Bio-engineered Surface (Orbus Medical Technologies, Inc. FL). This utilizes antibodies to capture the patient’s own circulating EPCs.

Blood flow most certainly plays a crucial rule when attachment of EPCs to antibodies and their differentiation into mature EC lining are considered. Intuitively, two opposing effects of the magnitude of WSS at a certain location of the stented surface take place.

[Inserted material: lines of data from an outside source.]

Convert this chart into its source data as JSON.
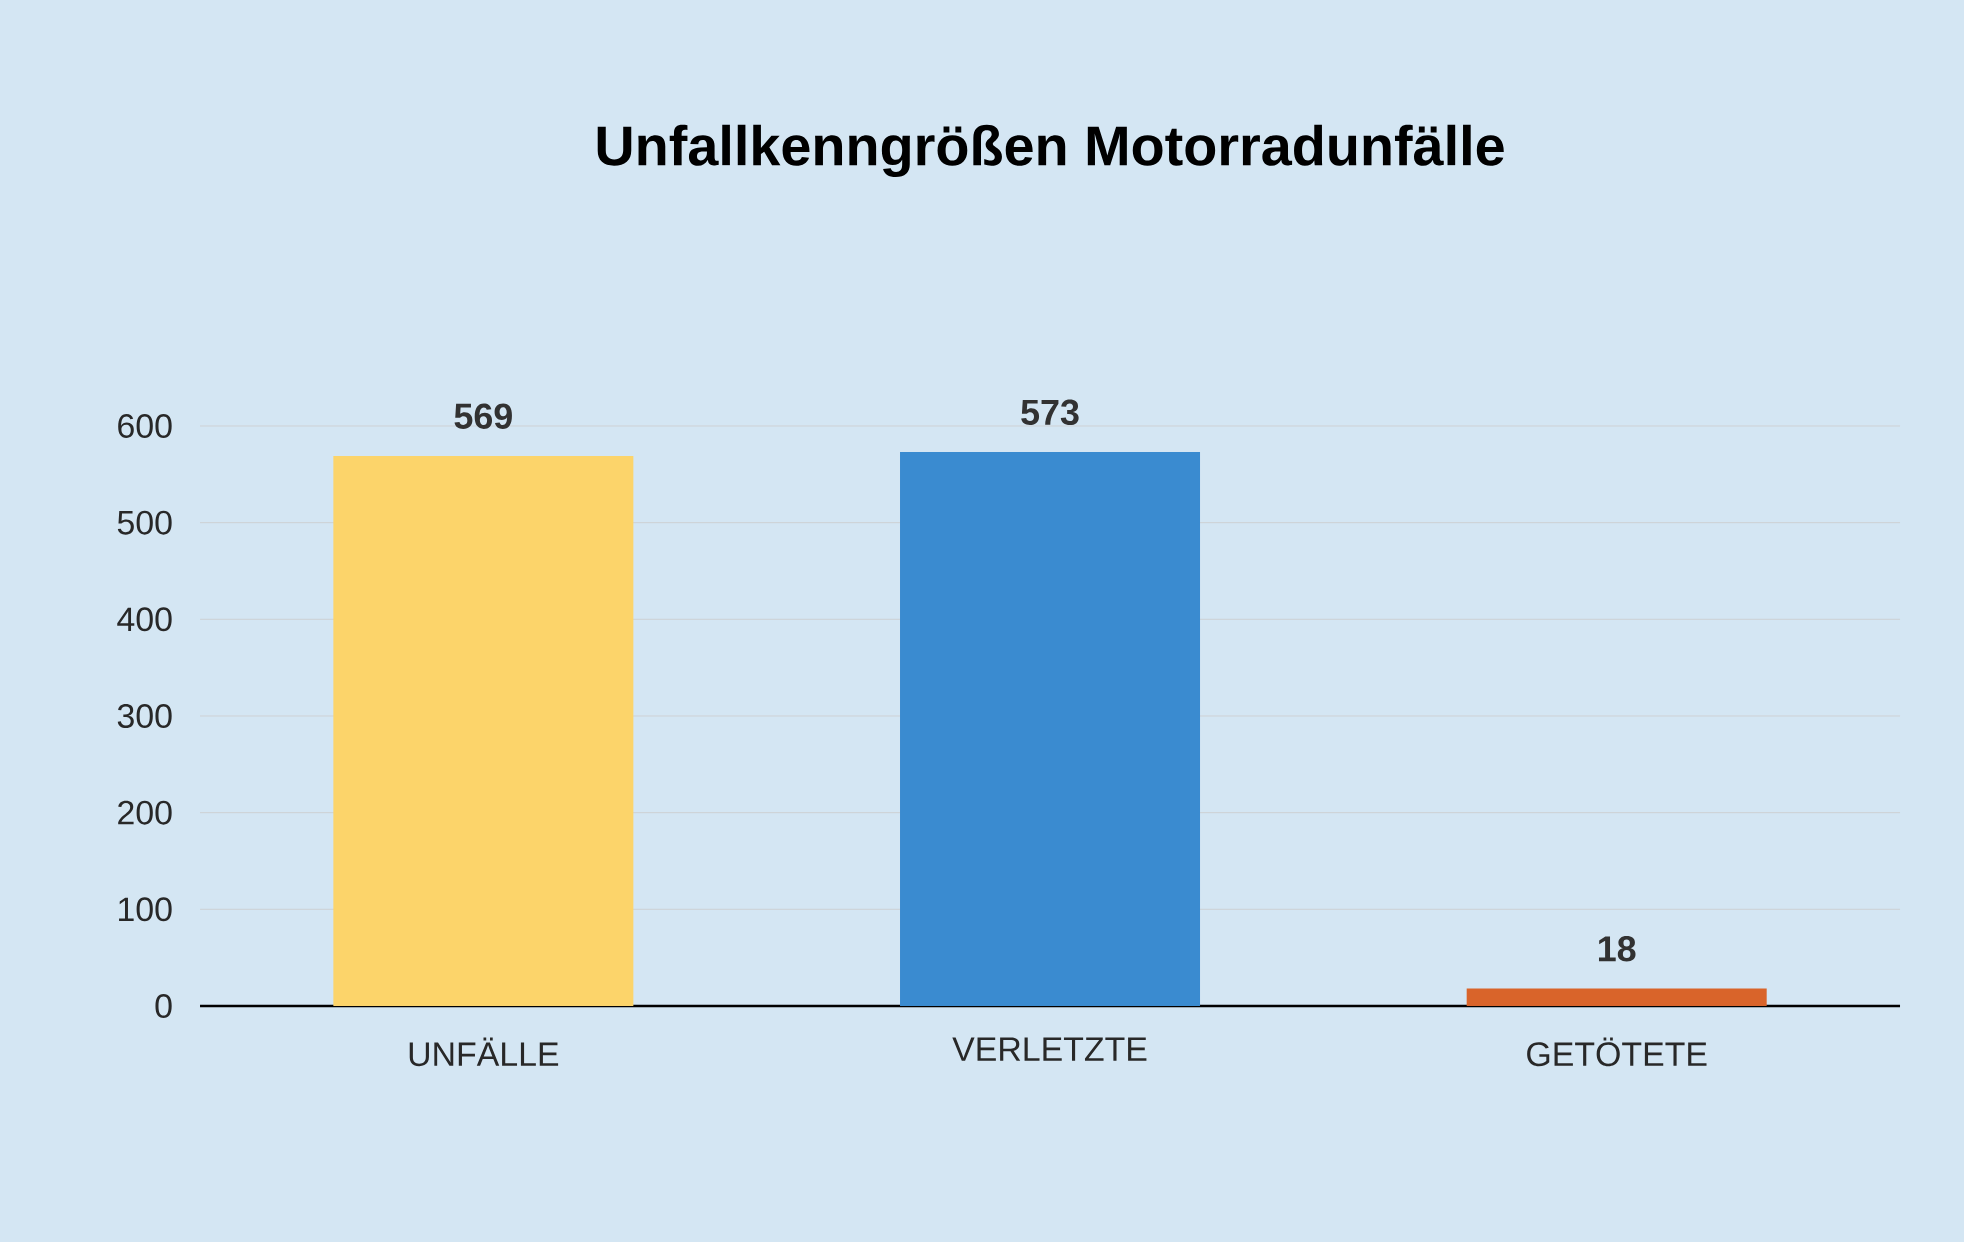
{
  "chart_data": {
    "type": "bar",
    "title": "Unfallkenngrößen Motorradunfälle",
    "categories": [
      "UNFÄLLE",
      "VERLETZTE",
      "GETÖTETE"
    ],
    "values": [
      569,
      573,
      18
    ],
    "colors": [
      "#fcd46a",
      "#3a8bd0",
      "#d9642a"
    ],
    "ylim": [
      0,
      600
    ],
    "yticks": [
      0,
      100,
      200,
      300,
      400,
      500,
      600
    ],
    "grid": "y",
    "data_labels": true
  }
}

Low WSS by increasing near-wall residence time of any particle or cell favors EPC cap- ture. A proof for this was elegantly presented in a recent report (116) by establishing a representative quantitative correlation between monocyte deposition and residence time. On the other hand, low WSS may stimulate thrombosis possibly covering the antibodies. High shear rate causing short residence time and increased detachment force might prevent EPCs to be arrested by antibodies (117). Maintenance of the EC monolayer is also dependent on physiologically relevant (high) WSS conditions (118,119). EPCs are more sensitive to WSS than matured ECs (120) and moreover, WSS was shown to stimulate EPC proliferation and their alignment in the direction of flow (120). One might consider these mechanisms to be hardly optimally distributed at all locations of the stent struts. Further studies are encouraged to investigate the delicate WSS related processes of EPC capturing and proliferation.

CONCLUSIONS

WSS is of paramount importance in vascular biology because of its multiple effects on EC. WSS explains the local and eccentric nature of atherosclerosis and vascular remodeling. With advanced technologies it became feasible to investigate these mecha- nisms and its effect after vascular intervention. Low and oscillating WSS have been associated with restenosis after balloon angioplasty and stent implantation. The process of neointima growth has many WSS related facets. The manipulation of WSS might have future clinical implications as has been already shown in the case of the flow divider.